In the afternoon we met another two elephants, one was blind in the right eye because when the owners used to control them they would use the spike into their right eye and eventually makes them blind. It's so sad because all you need to do to control an elephant is sit on it's head and control behind it's ears or tug their ears if your stood next to them, and praise them if they do something good. They're like training a dog I suppose just on a bigger scale!
We watched them get bathed and then fed bananas and the banana trees, we were sat on the floor about 1 metre away, they didn't bother us at all because they were used to having people around where as a wild elephant there would be no chance.
These two are apparently the mischievous ones who free themselves from the chains and destroy most of the farmers land! Haha.
The noises that all of the elephants were making were incredible! There were so many trumpets, squeaks and rumbles coming from them. Monday morning gossip!
We arrived at base camp for lunch, it's lovely here! They have a big hut built into the hill with upstairs lounge area, kitchen and dining room that over look the forest! Downstairs there are hammocks and a meeting area where there are white boards of what there is to do volunteering etc. down amongst the banana trees there are mini bungalows everywhere with dorms with maximum capacity of 3-4 people.
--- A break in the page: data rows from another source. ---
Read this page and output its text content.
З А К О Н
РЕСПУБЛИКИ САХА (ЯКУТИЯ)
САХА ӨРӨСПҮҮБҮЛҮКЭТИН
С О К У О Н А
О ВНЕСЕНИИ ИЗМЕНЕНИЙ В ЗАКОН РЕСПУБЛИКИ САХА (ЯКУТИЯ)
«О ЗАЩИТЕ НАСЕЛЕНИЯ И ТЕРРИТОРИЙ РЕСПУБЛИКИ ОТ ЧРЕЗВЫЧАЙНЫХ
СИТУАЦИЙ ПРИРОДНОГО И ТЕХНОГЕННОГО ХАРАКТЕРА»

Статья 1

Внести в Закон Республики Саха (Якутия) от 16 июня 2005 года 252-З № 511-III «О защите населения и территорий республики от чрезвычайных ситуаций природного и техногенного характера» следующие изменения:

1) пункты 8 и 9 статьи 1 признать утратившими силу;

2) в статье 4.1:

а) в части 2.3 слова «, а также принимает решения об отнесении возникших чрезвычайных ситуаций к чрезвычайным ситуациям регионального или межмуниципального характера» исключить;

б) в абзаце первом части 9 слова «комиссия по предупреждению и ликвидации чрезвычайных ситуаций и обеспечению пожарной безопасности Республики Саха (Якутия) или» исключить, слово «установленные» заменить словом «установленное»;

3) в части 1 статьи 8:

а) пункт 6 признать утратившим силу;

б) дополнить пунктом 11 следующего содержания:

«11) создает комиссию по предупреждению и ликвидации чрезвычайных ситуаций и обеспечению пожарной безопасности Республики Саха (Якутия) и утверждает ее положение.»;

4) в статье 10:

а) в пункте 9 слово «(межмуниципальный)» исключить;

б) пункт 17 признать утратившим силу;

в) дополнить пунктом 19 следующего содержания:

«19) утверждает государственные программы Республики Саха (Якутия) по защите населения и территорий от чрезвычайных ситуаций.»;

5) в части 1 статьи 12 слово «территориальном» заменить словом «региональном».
The beds are so comfortable and the pillow is SOFT! We have mosquito nets which we are advised to use in the middle of the jungle at night time!
Food is cooked by the staff who are locals but have a staff headquarters behind the main base camp; food is lovely, there is a vegetarian dish and non vegetarian dish you can have with a variety of fruit for afters.
Home cooked Khmer food is delicious!
The cooks bang a dong when food is ready and everyone comes climbing up the stairs to queue!
It's so relaxing here with the birds and gibbons chirping in the trees, not that you can see the gibbons unfortunately they are too good at hiding!
Cold showers were surprisingly welcoming after a long boiling hot day, and the air wasn't too cold either considering we are high up on the mountains and in the jungle!
Dinner tonight was amok in a banana leaf which was gorgeous! It's a coconut milk curry - delicious!
Electricity is only on between 6-9pm so everyone rushes to Harte the cameras, luckily there are about 10 extension leads! Obviously bed time is an early one, even though we were all shattered! Scott was wide awake though I think so he watched two and a half men which he downloaded into his phone, only problem was he kept bursting out with loud laughter everyone and then which would keep us awake!
I just aswell say, because Scott will only do the honours for me publicly on social network.
I mistook a bright beautiful orange ball of fire for the moon this evening. I was like aw yeah guys, 'look at that beautiful moon... Uhh I mean sun!' Haha whoops, the sun is frying my brain!! That's surely not a good thing.